Suu Kyi urges foreign embassies to move to Naypyidaw

Myanmar State Counsellor Aung San Suu Kyi tells ministers and other officials to revisit the government’s policies on moving foreign embassies from Yangon to Naypyidaw. Photo: MOI
Myanmar State Counsellor Aung San Suu Kyi tells ministers and other officials to revisit the government’s policies on moving foreign embassies from Yangon to Naypyidaw. Photo: MOI

State Counsellor Aung San Suu Kyi presided over a meeting with ministers and city officials in Naypyidaw on Friday to discuss plans to encourage foreign embassies to move from Yangon to the sparsely populated capital.

At the meeting, Suu Kyi, who also serves as Myanmar’s foreign minister, stated that Naypyidaw is where the country’s government sits, and as such, should be the location of the country’s foreign embassies.

She told the gathered officials to review the government’s policies on moving foreign embassies to the capital in an effort to make future moves more convenient for embassies and their personnel.

Services in the capital such as communication, transportation, education, and health must be improved in order to make life in the capital more convenient for embassy staff, she said.

No foreign embassies have fully moved from Yangon to Naypyidaw since the new capital opened in 2005. China has a temporary liaison office in the ACE Villa Compound, and the Asian Development Bank and the World Bank have offices in other five-star hotels in the city. The UNDP has an office in a residential section of the city.

Staff at these offices enjoy closer proximity to Myanmar government offices and have an easier time scheduling meetings with officials, but many of them struggle with boredom and a lack of resources in a city that did not form organically.

Naypyidaw’s official diplomatic zone has 120 plots for foreign embassies, but they remain unused.

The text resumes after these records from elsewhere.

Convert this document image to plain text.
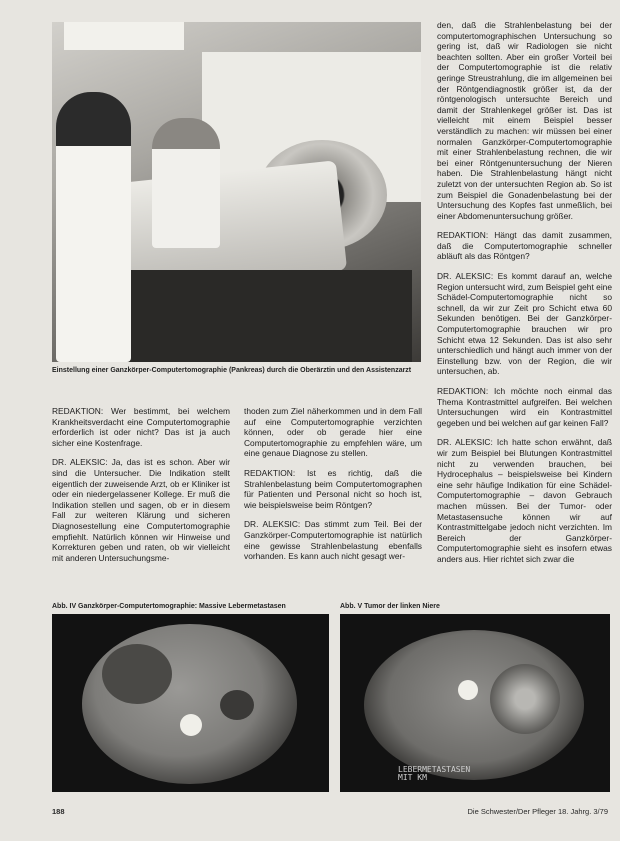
Einstellung einer Ganzkörper-Computertomographie (Pankreas) durch die Oberärztin und den Assistenzarzt

den, daß die Strahlenbelastung bei der computertomographischen Untersuchung so gering ist, daß wir Radiologen sie nicht beachten sollten. Aber ein großer Vorteil bei der Computertomographie ist die relativ geringe Streustrahlung, die im allgemeinen bei der Röntgendiagnostik größer ist, da der röntgenologisch untersuchte Bereich und damit der Strahlenkegel größer ist. Das ist vielleicht mit einem Beispiel besser verständlich zu machen: wir müssen bei einer normalen Ganzkörper-Computertomographie mit einer Strahlenbelastung rechnen, die wir bei einer Röntgenuntersuchung der Nieren haben. Die Strahlenbelastung hängt nicht zuletzt von der untersuchten Region ab. So ist zum Beispiel die Gonadenbelastung bei der Untersuchung des Kopfes fast unmeßlich, bei einer Abdomenuntersuchung größer.

REDAKTION: Hängt das damit zusammen, daß die Computertomographie schneller abläuft als das Röntgen?

DR. ALEKSIC: Es kommt darauf an, welche Region untersucht wird, zum Beispiel geht eine Schädel-Computertomographie nicht so schnell, da wir zur Zeit pro Schicht etwa 60 Sekunden benötigen. Bei der Ganzkörper-Computertomographie brauchen wir pro Schicht etwa 12 Sekunden. Das ist also sehr unterschiedlich und hängt auch immer von der Einstellung bzw. von der Region, die wir untersuchen, ab.

REDAKTION: Ich möchte noch einmal das Thema Kontrastmittel aufgreifen. Bei welchen Untersuchungen wird ein Kontrastmittel gegeben und bei welchen auf gar keinen Fall?

DR. ALEKSIC: Ich hatte schon erwähnt, daß wir zum Beispiel bei Blutungen Kontrastmittel nicht zu verwenden brauchen, bei Hydrocephalus – beispielsweise bei Kindern eine sehr häufige Indikation für eine Schädel-Computertomographie – davon Gebrauch machen müssen. Bei der Tumor- oder Metastasensuche können wir auf Kontrastmittelgabe jedoch nicht verzichten. Im Bereich der Ganzkörper-Computertomographie sieht es insofern etwas anders aus. Hier richtet sich zwar die

REDAKTION: Wer bestimmt, bei welchem Krankheitsverdacht eine Computertomographie erforderlich ist oder nicht? Das ist ja auch sicher eine Kostenfrage.

DR. ALEKSIC: Ja, das ist es schon. Aber wir sind die Untersucher. Die Indikation stellt eigentlich der zuweisende Arzt, ob er Kliniker ist oder ein niedergelassener Kollege. Er muß die Indikation stellen und sagen, ob er in diesem Fall zur weiteren Klärung und sicheren Diagnosestellung eine Computertomographie empfiehlt. Natürlich können wir Hinweise und Korrekturen geben und raten, ob wir vielleicht mit anderen Untersuchungsme-

thoden zum Ziel näherkommen und in dem Fall auf eine Computertomographie verzichten können, oder ob gerade hier eine Computertomographie zu empfehlen wäre, um eine genaue Diagnose zu stellen.

REDAKTION: Ist es richtig, daß die Strahlenbelastung beim Computertomographen für Patienten und Personal nicht so hoch ist, wie beispielsweise beim Röntgen?

DR. ALEKSIC: Das stimmt zum Teil. Bei der Ganzkörper-Computertomographie ist natürlich eine gewisse Strahlenbelastung ebenfalls vorhanden. Es kann auch nicht gesagt wer-

Abb. IV Ganzkörper-Computertomographie: Massive Lebermetastasen	Abb. V Tumor der linken Niere
LEBERMETASTASEN
MIT KM
188	Die Schwester/Der Pfleger 18. Jahrg. 3/79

Much of the area was forcibly cleared of farmers who lived there before the construction of the city began, complicating any foreign embassy’s potential decision to move there.

As an anti-military activist under house arrest, Aung San Suu Kyi opposed the construction of the new capital, arguing that it was a waste of money for a poor country that was unable to provide basic services such as health and education to its citizens.